Veto

Also: veto power

An agreement granting one partner unilateral power to end another of their partner's outside relationships — common as a structure, widely criticised in its strong form.

1 min read · Reviewed 2026-05-20

A veto is an agreement between primary partners that either partner can require the other to end an outside relationship. In its strong form, the veto is unilateral and absolute: 'I have decided this needs to end' is sufficient, no further explanation is required. In softer forms, the veto is a structured request that triggers a deeper conversation, often with the right to require time-limited distance or specific changes before deciding whether to end the connection altogether.

Vetoes are widely criticised in modern polyamory writing, including by practitioners who themselves used them earlier in their journeys. The core objection is that a strong veto treats the outside partner as a person to whom no commitments are owed — their continued existence in the polycule is contingent on the primary's tolerance, with no participation in the decision. This can be devastating to receive and is structurally incompatible with treating that relationship as a real relationship between adults.

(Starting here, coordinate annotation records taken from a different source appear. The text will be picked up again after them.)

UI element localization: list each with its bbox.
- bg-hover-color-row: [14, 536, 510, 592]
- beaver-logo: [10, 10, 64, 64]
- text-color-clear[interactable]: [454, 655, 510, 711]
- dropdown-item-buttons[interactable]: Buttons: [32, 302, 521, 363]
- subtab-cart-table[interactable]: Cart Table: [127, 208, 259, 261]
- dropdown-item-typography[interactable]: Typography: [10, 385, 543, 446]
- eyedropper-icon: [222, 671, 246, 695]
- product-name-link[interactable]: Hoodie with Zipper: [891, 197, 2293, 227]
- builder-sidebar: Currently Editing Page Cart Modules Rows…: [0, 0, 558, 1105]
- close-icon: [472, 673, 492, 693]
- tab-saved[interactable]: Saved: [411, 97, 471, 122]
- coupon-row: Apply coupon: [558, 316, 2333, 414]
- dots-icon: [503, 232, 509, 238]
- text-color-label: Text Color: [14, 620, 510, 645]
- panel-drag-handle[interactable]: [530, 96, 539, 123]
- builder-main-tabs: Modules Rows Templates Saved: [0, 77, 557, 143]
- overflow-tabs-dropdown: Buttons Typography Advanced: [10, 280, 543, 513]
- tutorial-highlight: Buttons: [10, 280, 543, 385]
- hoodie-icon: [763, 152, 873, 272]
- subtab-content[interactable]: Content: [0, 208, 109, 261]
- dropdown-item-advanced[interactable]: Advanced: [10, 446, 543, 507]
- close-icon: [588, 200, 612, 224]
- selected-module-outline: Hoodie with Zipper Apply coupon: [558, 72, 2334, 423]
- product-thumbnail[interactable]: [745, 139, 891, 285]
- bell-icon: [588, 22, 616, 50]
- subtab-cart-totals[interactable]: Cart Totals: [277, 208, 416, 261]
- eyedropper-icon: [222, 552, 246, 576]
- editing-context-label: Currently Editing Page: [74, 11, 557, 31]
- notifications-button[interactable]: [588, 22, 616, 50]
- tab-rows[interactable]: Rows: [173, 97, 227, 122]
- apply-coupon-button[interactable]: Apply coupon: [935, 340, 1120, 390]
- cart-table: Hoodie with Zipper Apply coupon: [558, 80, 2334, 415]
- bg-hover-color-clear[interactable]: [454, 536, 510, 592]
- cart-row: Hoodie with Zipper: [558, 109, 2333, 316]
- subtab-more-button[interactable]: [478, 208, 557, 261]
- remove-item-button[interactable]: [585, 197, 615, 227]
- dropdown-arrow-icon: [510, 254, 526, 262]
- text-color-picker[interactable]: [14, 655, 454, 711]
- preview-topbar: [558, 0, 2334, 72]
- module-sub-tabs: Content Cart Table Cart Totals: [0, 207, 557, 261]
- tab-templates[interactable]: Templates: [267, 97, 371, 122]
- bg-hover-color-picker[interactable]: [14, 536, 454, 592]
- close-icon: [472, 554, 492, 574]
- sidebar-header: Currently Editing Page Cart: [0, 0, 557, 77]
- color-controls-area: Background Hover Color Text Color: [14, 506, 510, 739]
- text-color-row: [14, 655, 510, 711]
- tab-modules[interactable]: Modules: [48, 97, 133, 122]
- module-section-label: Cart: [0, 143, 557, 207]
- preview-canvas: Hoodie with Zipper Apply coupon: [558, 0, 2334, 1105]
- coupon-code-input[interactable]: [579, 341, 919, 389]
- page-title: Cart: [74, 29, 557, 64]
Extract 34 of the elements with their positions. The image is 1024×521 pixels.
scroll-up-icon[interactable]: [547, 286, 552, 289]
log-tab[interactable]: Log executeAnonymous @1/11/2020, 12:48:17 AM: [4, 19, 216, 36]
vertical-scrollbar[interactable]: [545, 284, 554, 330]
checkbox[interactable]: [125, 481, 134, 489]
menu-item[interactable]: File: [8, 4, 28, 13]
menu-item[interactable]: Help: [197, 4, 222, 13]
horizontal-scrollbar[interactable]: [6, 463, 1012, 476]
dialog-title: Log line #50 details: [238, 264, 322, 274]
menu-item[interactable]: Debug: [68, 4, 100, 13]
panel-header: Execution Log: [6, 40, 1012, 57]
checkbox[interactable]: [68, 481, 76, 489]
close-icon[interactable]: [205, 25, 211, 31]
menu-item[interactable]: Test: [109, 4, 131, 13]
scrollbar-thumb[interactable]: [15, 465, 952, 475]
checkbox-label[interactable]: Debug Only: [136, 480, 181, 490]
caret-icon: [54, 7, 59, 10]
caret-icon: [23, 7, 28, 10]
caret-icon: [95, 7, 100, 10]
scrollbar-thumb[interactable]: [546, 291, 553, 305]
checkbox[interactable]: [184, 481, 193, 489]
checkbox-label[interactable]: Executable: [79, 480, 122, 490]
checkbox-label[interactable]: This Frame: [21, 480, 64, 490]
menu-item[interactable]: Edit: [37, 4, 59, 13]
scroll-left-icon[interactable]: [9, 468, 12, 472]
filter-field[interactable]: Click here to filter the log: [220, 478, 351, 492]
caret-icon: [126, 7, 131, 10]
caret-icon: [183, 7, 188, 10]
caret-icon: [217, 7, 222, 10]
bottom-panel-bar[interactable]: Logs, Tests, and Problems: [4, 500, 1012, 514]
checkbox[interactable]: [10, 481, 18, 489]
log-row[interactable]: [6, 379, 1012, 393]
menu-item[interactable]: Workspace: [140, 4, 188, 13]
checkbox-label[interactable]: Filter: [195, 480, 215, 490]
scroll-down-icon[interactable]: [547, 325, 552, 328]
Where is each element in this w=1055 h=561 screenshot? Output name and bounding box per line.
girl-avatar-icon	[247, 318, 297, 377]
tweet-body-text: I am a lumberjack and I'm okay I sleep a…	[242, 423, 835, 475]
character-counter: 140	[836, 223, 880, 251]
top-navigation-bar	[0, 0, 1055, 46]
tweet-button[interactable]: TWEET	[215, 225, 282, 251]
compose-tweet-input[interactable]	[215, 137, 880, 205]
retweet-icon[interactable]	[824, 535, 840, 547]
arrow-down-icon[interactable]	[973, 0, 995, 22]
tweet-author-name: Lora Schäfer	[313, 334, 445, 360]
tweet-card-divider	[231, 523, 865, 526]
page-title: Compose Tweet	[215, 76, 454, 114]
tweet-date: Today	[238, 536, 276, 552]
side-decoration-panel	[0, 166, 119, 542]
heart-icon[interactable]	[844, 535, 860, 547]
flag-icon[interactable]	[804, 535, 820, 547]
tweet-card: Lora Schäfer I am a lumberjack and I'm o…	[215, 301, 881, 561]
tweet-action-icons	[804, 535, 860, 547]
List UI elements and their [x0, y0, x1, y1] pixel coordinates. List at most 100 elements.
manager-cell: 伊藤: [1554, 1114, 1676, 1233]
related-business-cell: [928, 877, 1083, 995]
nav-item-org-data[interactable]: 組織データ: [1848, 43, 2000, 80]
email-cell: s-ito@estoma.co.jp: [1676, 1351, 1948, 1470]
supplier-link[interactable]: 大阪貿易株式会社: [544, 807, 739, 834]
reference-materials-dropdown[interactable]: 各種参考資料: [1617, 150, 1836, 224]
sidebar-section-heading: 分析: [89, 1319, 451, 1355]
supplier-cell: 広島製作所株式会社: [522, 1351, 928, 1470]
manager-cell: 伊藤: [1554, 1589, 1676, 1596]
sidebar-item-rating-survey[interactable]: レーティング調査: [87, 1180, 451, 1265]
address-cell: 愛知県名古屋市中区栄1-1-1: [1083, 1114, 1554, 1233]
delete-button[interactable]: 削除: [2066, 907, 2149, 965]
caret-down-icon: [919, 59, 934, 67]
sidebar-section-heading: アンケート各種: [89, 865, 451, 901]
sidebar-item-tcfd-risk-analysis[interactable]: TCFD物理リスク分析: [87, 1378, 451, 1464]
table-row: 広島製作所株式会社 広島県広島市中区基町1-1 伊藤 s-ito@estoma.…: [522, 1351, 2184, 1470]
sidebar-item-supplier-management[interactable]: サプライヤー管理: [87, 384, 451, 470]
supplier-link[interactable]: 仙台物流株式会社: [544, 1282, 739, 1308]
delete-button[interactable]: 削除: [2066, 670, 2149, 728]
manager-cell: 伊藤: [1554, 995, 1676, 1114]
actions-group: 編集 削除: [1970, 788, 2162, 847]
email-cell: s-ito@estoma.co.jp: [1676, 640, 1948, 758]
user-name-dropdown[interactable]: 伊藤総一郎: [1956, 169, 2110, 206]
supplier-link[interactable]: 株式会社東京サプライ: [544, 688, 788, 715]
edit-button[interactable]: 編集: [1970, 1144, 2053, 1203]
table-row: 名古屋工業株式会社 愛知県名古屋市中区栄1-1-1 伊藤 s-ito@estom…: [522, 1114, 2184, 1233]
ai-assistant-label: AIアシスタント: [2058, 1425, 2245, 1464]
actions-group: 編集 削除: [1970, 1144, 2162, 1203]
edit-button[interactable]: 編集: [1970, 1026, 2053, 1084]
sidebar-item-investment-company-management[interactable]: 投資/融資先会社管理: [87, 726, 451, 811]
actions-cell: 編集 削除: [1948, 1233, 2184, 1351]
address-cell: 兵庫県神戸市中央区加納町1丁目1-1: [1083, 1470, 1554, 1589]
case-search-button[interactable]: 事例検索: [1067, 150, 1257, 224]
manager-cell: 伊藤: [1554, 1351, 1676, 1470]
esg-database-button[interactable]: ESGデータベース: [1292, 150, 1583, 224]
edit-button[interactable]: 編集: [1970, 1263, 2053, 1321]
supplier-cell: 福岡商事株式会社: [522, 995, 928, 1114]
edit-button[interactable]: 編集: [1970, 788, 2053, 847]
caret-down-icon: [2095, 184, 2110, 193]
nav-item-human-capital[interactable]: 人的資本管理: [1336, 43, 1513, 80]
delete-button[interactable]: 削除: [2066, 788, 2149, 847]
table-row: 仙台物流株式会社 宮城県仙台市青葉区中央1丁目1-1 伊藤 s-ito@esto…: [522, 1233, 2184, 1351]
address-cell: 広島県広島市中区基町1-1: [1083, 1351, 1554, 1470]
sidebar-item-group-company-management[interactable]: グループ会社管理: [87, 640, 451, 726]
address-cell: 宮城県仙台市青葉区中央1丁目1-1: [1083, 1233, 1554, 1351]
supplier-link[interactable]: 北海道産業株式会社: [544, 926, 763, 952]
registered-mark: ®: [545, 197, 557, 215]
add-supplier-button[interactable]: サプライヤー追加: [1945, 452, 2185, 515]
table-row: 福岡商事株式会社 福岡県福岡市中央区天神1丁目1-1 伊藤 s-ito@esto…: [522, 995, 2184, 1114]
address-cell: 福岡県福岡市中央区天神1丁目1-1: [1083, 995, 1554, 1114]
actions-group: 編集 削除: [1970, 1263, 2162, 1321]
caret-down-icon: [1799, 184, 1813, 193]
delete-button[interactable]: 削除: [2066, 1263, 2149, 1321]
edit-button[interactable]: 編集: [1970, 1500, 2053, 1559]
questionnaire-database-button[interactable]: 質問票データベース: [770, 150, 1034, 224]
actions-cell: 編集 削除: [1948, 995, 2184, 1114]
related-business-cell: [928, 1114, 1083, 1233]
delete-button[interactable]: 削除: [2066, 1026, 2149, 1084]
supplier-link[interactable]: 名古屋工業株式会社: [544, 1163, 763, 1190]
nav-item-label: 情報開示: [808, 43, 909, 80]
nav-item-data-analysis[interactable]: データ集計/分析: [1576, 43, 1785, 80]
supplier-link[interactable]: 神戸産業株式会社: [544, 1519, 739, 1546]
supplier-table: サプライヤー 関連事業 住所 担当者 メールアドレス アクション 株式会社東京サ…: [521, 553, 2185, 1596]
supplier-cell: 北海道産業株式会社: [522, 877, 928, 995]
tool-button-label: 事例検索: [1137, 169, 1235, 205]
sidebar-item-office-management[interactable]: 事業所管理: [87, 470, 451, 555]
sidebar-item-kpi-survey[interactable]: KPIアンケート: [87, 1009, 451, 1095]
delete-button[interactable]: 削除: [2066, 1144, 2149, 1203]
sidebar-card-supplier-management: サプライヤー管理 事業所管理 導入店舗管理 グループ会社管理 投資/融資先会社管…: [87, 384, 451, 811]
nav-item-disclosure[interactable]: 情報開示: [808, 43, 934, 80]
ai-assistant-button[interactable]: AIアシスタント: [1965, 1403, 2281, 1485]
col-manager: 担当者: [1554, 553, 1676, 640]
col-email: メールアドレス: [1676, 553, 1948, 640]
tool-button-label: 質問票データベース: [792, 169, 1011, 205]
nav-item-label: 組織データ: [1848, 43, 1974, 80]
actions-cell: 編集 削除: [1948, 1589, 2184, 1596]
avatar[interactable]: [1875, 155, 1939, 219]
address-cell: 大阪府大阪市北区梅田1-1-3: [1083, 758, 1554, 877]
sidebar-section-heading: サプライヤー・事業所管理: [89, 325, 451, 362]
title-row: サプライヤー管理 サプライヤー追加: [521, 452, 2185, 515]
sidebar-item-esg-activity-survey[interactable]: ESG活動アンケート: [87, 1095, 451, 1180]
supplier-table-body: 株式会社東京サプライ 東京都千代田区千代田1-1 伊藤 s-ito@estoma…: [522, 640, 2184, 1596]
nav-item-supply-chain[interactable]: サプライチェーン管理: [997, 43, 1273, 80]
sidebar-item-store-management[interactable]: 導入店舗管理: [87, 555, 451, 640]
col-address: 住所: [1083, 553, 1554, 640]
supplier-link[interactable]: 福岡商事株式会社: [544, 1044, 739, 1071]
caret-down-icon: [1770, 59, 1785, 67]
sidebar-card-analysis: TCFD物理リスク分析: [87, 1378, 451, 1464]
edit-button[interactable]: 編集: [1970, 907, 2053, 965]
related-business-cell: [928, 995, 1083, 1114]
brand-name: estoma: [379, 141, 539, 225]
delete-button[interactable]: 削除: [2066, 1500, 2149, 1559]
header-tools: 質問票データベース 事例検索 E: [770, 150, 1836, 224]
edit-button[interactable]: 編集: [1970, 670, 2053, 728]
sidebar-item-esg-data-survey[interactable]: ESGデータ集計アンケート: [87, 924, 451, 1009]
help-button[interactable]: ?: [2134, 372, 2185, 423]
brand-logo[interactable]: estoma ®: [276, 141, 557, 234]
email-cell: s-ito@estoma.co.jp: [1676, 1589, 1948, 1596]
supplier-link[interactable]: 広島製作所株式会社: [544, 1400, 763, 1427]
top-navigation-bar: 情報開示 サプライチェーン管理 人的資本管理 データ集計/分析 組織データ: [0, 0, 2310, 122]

A more nuanced framing distinguishes veto from boundary. A partner can have personal boundaries that affect a relationship — 'I cannot continue sharing a household with you if you are dating someone who is actively unsafe' is a boundary about the speaker's own actions. A veto is a different shape — 'I am directing you to end that relationship' — and is a kind of relational instrument that most modern writers caution against using.

Where the veto retains defenders: in the very early stages of opening a previously-monogamous relationship, where neither partner has experience navigating polyamory and where the safety net of mutual veto can give one partner the courage to consent to the structure at all. Many couples who start with a mutual veto explicitly retire it after they have built more confidence in handling outside relationships.